Denotes v _k ∈e(v _j ,v _k ) Time node v _j Point of direction v _k Weighted sum of the weights of the edges of, WS (v) _j ) For the node v after the last iteration _j The importance of (c);

by WS (v) _i ) ^t Representing a node v _i After t iterations, the importance can be expressed as formula (3):

the SeqRank algorithm carries out iterative computation on the graph model until a convergence condition is met;

and 4, step 4: the importance of the sequences is sorted in reverse order: setting k as the central number of the m sequences, and screening the k sequences from the t groups at uniform intervals to serve as candidate sequences; and de-duplicating the candidate sequence in the t × k sequences to obtain a non-repeated candidate sequence;

and 6: pairing m sequences S = { S } based on k center sequences _i And l i =1,2, \8230 |, m } carries out clustering to obtain the prediction categories corresponding to the m sequences.

2. The method of claim 1, wherein the method comprises the steps of: the data set in step 1 is a sequence set S = { S } of length m _i L i =1,2, \8230 |, m }, slipThe window size is L, and the segmented K-mers set is K = { K = _j |j＝1,2,…,n}。

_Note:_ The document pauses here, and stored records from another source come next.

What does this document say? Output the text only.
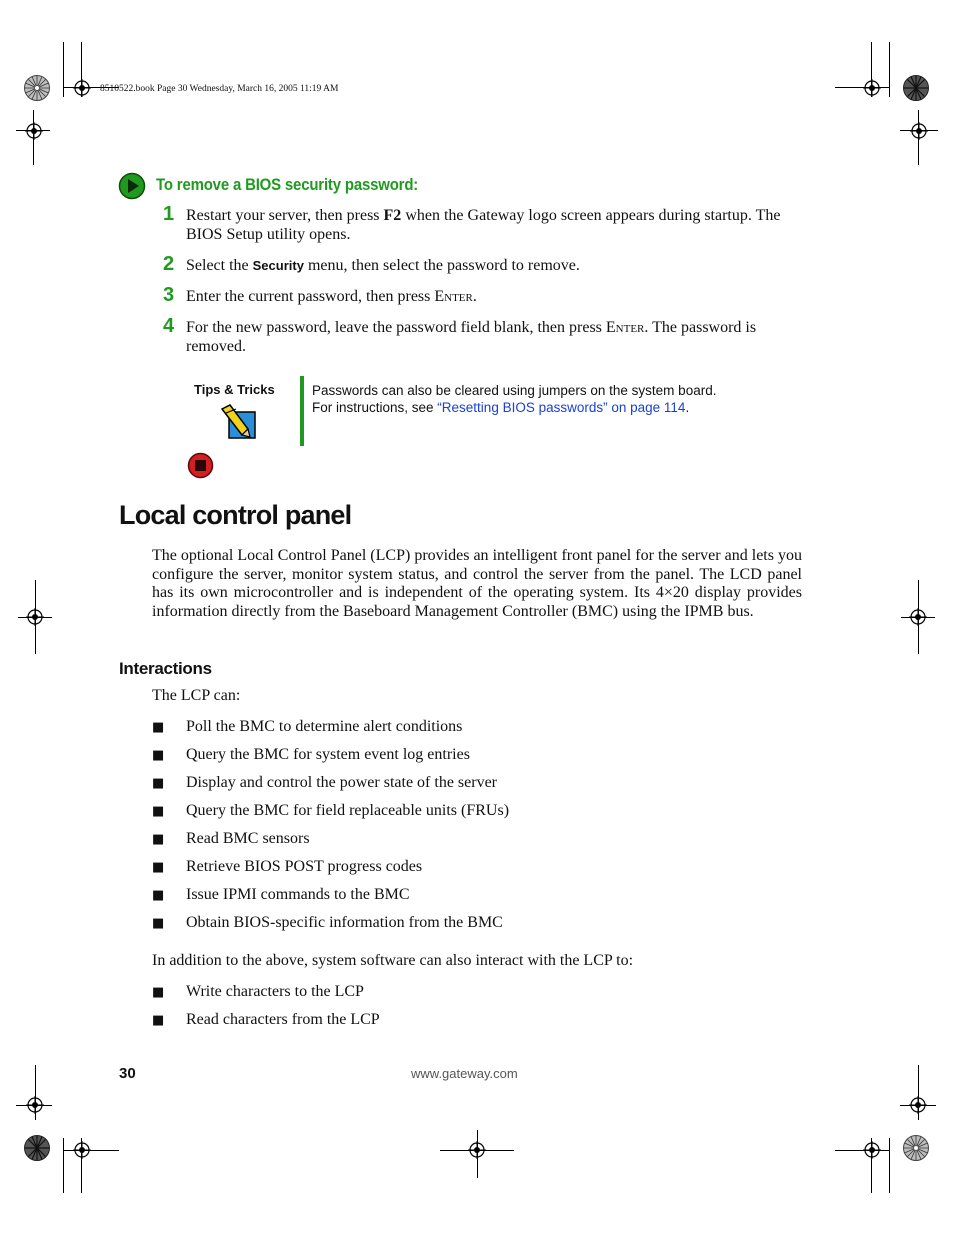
8510522.book Page 30 Wednesday, March 16, 2005 11:19 AM
To remove a BIOS security password:
1 Restart your server, then press F2 when the Gateway logo screen appears during startup. The BIOS Setup utility opens.
2 Select the Security menu, then select the password to remove.
3 Enter the current password, then press Enter.
4 For the new password, leave the password field blank, then press Enter. The password is removed.
Tips & Tricks	Passwords can also be cleared using jumpers on the system board.
For instructions, see “Resetting BIOS passwords” on page 114.
Local control panel
The optional Local Control Panel (LCP) provides an intelligent front panel for the server and lets you configure the server, monitor system status, and control the server from the panel. The LCD panel has its own microcontroller and is independent of the operating system. Its 4×20 display provides information directly from the Baseboard Management Controller (BMC) using the IPMB bus.
Interactions
The LCP can:
■ Poll the BMC to determine alert conditions
■ Query the BMC for system event log entries
■ Display and control the power state of the server
■ Query the BMC for field replaceable units (FRUs)
■ Read BMC sensors
■ Retrieve BIOS POST progress codes
■ Issue IPMI commands to the BMC
■ Obtain BIOS-specific information from the BMC
In addition to the above, system software can also interact with the LCP to:
■ Write characters to the LCP
■ Read characters from the LCP
30	www.gateway.com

3. The method of claim 1, wherein the method comprises the steps of: the value of d is 0.85.

4. The method of claim 1, wherein the method comprises the steps of: the method for determining the center sequence in the step 5 comprises the following steps:

step 5.1: clustering the candidate sequences by using a K-means algorithm, wherein the center number of the K-means is K, and the characteristic is the K-mers frequency of the candidate sequences;

and step 5.2: the closest point to the current center is screened for each cluster as the sequence center.

5. The method of claim 1, wherein the method comprises the steps of: the method for determining the sequence clustering in the step 6 comprises the following steps:

step 6.1: the k central sequences, respectively designated as μ ₁ ,μ ₂ ,…,μ _k ；

therein, pre _i Represents a sequence s _i The closest class among the k clusters, i.e., the prediction class of the ith sequence, | w _i -μ _j || ² Represents a pair sequence s _i Is a value w of importance _i Calculating the Euclidean distance between the central point and each central point,

indicates the distance w _i The nearest central point is determined as the pre-point of the ith sequenceAnd (5) measuring the category.